There are kids hunting for – I think – crabs right now in the shallow beach I can see through the sliding glass door. We’ve seen two kinds of crabs out there – ones with blue claws and ones with feathery legs that can burrow down in the blink of an eye. We saw bags of the blue-clawed ones for sale in town today. But there’s so small – if only I had the Internet to tell me how people cook with them!

The airport in Koh Samui was a single runway with a little open-air terminal. The taxi-to-the-ferry driver went way too fast and kept passing despite the stream of oncoming trafic. It seems there are two kinds of vehicles on these islands: pickup trucks and motorcycles. Some of the pickups are taxis with benches in the back, that drive up and down the main roads and pick up passengers until they are packed full. On the bikes, people usually ride two or three per, and even kids and old ladies ride them. As I mentioned before – nobody walks here even though everything is very close by. I’m surprised gasoline prices aren’t prohibitively high out here where the average wages are… low. Gas stations here, BTW, are little covered stalls with clear glass bottles of gasoline, rubber hoses coming from them, and tin cans for you to put your payment in.
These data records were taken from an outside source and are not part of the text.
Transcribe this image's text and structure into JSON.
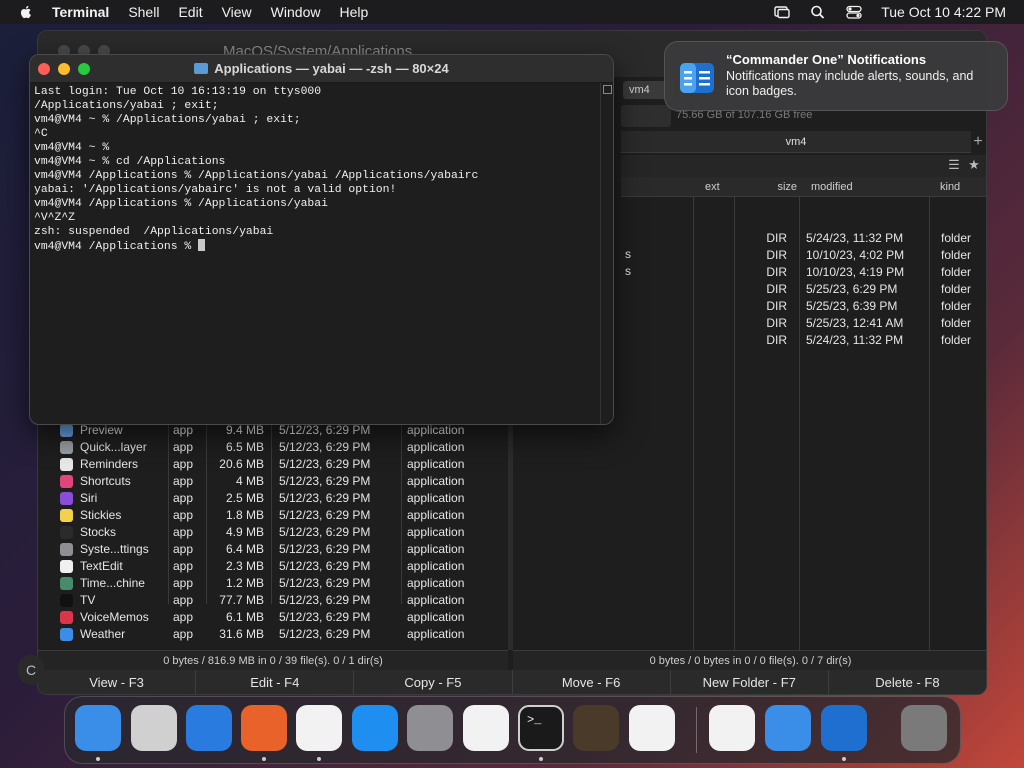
{
  "menubar": {
    "app_name": "Terminal",
    "items": [
      "Shell",
      "Edit",
      "View",
      "Window",
      "Help"
    ],
    "clock": "Tue Oct 10  4:22 PM"
  },
  "commander": {
    "path_title": "MacOS/System/Applications",
    "right_tab_short": "vm4",
    "right_tab": "vm4",
    "disk_info": "75.66 GB of 107.16 GB free",
    "plus": "+",
    "right_headers": {
      "ext": "ext",
      "size": "size",
      "modified": "modified",
      "kind": "kind"
    },
    "right_rows": [
      {
        "size": "DIR",
        "modified": "5/24/23, 11:32 PM",
        "kind": "folder"
      },
      {
        "size": "DIR",
        "modified": "10/10/23, 4:02 PM",
        "kind": "folder"
      },
      {
        "size": "DIR",
        "modified": "10/10/23, 4:19 PM",
        "kind": "folder"
      },
      {
        "size": "DIR",
        "modified": "5/25/23, 6:29 PM",
        "kind": "folder"
      },
      {
        "size": "DIR",
        "modified": "5/25/23, 6:39 PM",
        "kind": "folder"
      },
      {
        "size": "DIR",
        "modified": "5/25/23, 12:41 AM",
        "kind": "folder"
      },
      {
        "size": "DIR",
        "modified": "5/24/23, 11:32 PM",
        "kind": "folder"
      }
    ],
    "right_partial": [
      "s",
      "s"
    ],
    "left_rows": [
      {
        "name": "Preview",
        "ext": "app",
        "size": "9.4 MB",
        "modified": "5/12/23, 6:29 PM",
        "kind": "application",
        "color": "#6aa7e8"
      },
      {
        "name": "Quick...layer",
        "ext": "app",
        "size": "6.5 MB",
        "modified": "5/12/23, 6:29 PM",
        "kind": "application",
        "color": "#9aa0a6"
      },
      {
        "name": "Reminders",
        "ext": "app",
        "size": "20.6 MB",
        "modified": "5/12/23, 6:29 PM",
        "kind": "application",
        "color": "#e8e8e8"
      },
      {
        "name": "Shortcuts",
        "ext": "app",
        "size": "4 MB",
        "modified": "5/12/23, 6:29 PM",
        "kind": "application",
        "color": "#e0457b"
      },
      {
        "name": "Siri",
        "ext": "app",
        "size": "2.5 MB",
        "modified": "5/12/23, 6:29 PM",
        "kind": "application",
        "color": "#8a4dd8"
      },
      {
        "name": "Stickies",
        "ext": "app",
        "size": "1.8 MB",
        "modified": "5/12/23, 6:29 PM",
        "kind": "application",
        "color": "#f2d24b"
      },
      {
        "name": "Stocks",
        "ext": "app",
        "size": "4.9 MB",
        "modified": "5/12/23, 6:29 PM",
        "kind": "application",
        "color": "#2b2b2b"
      },
      {
        "name": "Syste...ttings",
        "ext": "app",
        "size": "6.4 MB",
        "modified": "5/12/23, 6:29 PM",
        "kind": "application",
        "color": "#8e8e93"
      },
      {
        "name": "TextEdit",
        "ext": "app",
        "size": "2.3 MB",
        "modified": "5/12/23, 6:29 PM",
        "kind": "application",
        "color": "#f0f0f0"
      },
      {
        "name": "Time...chine",
        "ext": "app",
        "size": "1.2 MB",
        "modified": "5/12/23, 6:29 PM",
        "kind": "application",
        "color": "#4a8a6a"
      },
      {
        "name": "TV",
        "ext": "app",
        "size": "77.7 MB",
        "modified": "5/12/23, 6:29 PM",
        "kind": "application",
        "color": "#111111"
      },
      {
        "name": "VoiceMemos",
        "ext": "app",
        "size": "6.1 MB",
        "modified": "5/12/23, 6:29 PM",
        "kind": "application",
        "color": "#d9364b"
      },
      {
        "name": "Weather",
        "ext": "app",
        "size": "31.6 MB",
        "modified": "5/12/23, 6:29 PM",
        "kind": "application",
        "color": "#3a8ee8"
      }
    ],
    "status_left": "0 bytes / 816.9 MB in 0 / 39 file(s). 0 / 1 dir(s)",
    "status_right": "0 bytes / 0 bytes in 0 / 0 file(s). 0 / 7 dir(s)",
    "fn_buttons": [
      "View - F3",
      "Edit - F4",
      "Copy - F5",
      "Move - F6",
      "New Folder - F7",
      "Delete - F8"
    ]
  },
  "terminal": {
    "title": "Applications — yabai — -zsh — 80×24",
    "lines": [
      "Last login: Tue Oct 10 16:13:19 on ttys000",
      "/Applications/yabai ; exit;",
      "vm4@VM4 ~ % /Applications/yabai ; exit;",
      "^C",
      "vm4@VM4 ~ %",
      "vm4@VM4 ~ % cd /Applications",
      "vm4@VM4 /Applications % /Applications/yabai /Applications/yabairc",
      "yabai: '/Applications/yabairc' is not a valid option!",
      "vm4@VM4 /Applications % /Applications/yabai",
      "^V^Z^Z",
      "zsh: suspended  /Applications/yabai"
    ],
    "prompt": "vm4@VM4 /Applications % "
  },
  "notification": {
    "title": "“Commander One” Notifications",
    "body": "Notifications may include alerts, sounds, and icon badges."
  },
  "dock": {
    "items": [
      {
        "name": "finder",
        "color": "#3a8ee8"
      },
      {
        "name": "launchpad",
        "color": "#d0d0d0"
      },
      {
        "name": "safari",
        "color": "#2a7be0"
      },
      {
        "name": "firefox",
        "color": "#e8622a"
      },
      {
        "name": "chrome",
        "color": "#f2f2f2"
      },
      {
        "name": "app-store",
        "color": "#1e8ef0"
      },
      {
        "name": "system-settings",
        "color": "#8e8e93"
      },
      {
        "name": "textedit",
        "color": "#f2f2f2"
      },
      {
        "name": "terminal",
        "color": "#1a1a1a"
      },
      {
        "name": "garageband",
        "color": "#4a3a2a"
      },
      {
        "name": "vscode",
        "color": "#f2f2f2"
      },
      {
        "name": "visual-studio",
        "color": "#f2f2f2"
      },
      {
        "name": "weather-app",
        "color": "#3a8ee8"
      },
      {
        "name": "commander-one",
        "color": "#1e6fd0"
      },
      {
        "name": "trash",
        "color": "#7a7a7a"
      }
    ]
  }
}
We’ve been warned by every guidebook and by Alan-from-LA that the bikes are dangerous; the roads are badly paved and covered with sand and the other drivers are pretty reckless. I’m already terrified of motorbikes, even the little scooters you can rent in Victoria, so I’m growing a little ulcer here worrying about when Colin is going to decide we should get one.

So today’s impression of Thongsala was completely different from the one I got when we arrived on Saturday after roughly 30 hours of traveling. The first thing that really hit me on Saturday was the smell… or rather smells of the town, each more horrible than the last. It was hot, and dirty, and we couldn’t find the travel agency we were supposed to meet Malee at. When we did find it, the woman there had no idea what we were talking about and didn’t speak much English. We waited around for a few hours until her boss came back and could straighten things out.

Malee and another guy from phanganisland.com eventually found us (we’d told them we were getting in on the 22nd, not the 21st, having read the date off our flight tickets) and got us a taxi to the house. It looked just like in all the pictures! Right on the beach, all stone and wood and big windows. And air conditioning! Ah, heaven.

The bathroom is really cool; it’s like one big shower all made of stone and tile. And has a really nice tub with a second heated shower. The toilet has a bidet spray gun thing as well as toilet paper. I think it’s genius, but it probably only works in places where you are dry again 30 seconds after using it.

Ooh, it suddenly started raining hard. The sound of it on the roof is wonderful. The kids hunting with sticks for crabs are in retreat now.

You’re supposed to boil the water here so we got to work with our thermoflask, which is just a fancy kettle. There was already some waiting for us in the fridge which was nice. Oh, and all the furniture was plasticwrapped when we got here. Apparently the last renters had their own furniture so they bought everything new for us. They did a good job! The only thing missing I think is a desk for the bedroom. I haven’t seen any place to buy furniture on the island yet but saw a guy carrying an end table home on his motorbike today.

We basically crashed at that point but happened to meet Alan again as he was going by (see – I love living on the road like this!). Everyone waves back if you wave to them, and I bet I could hail a taxi or an ice cream bike by sticking my head out the window.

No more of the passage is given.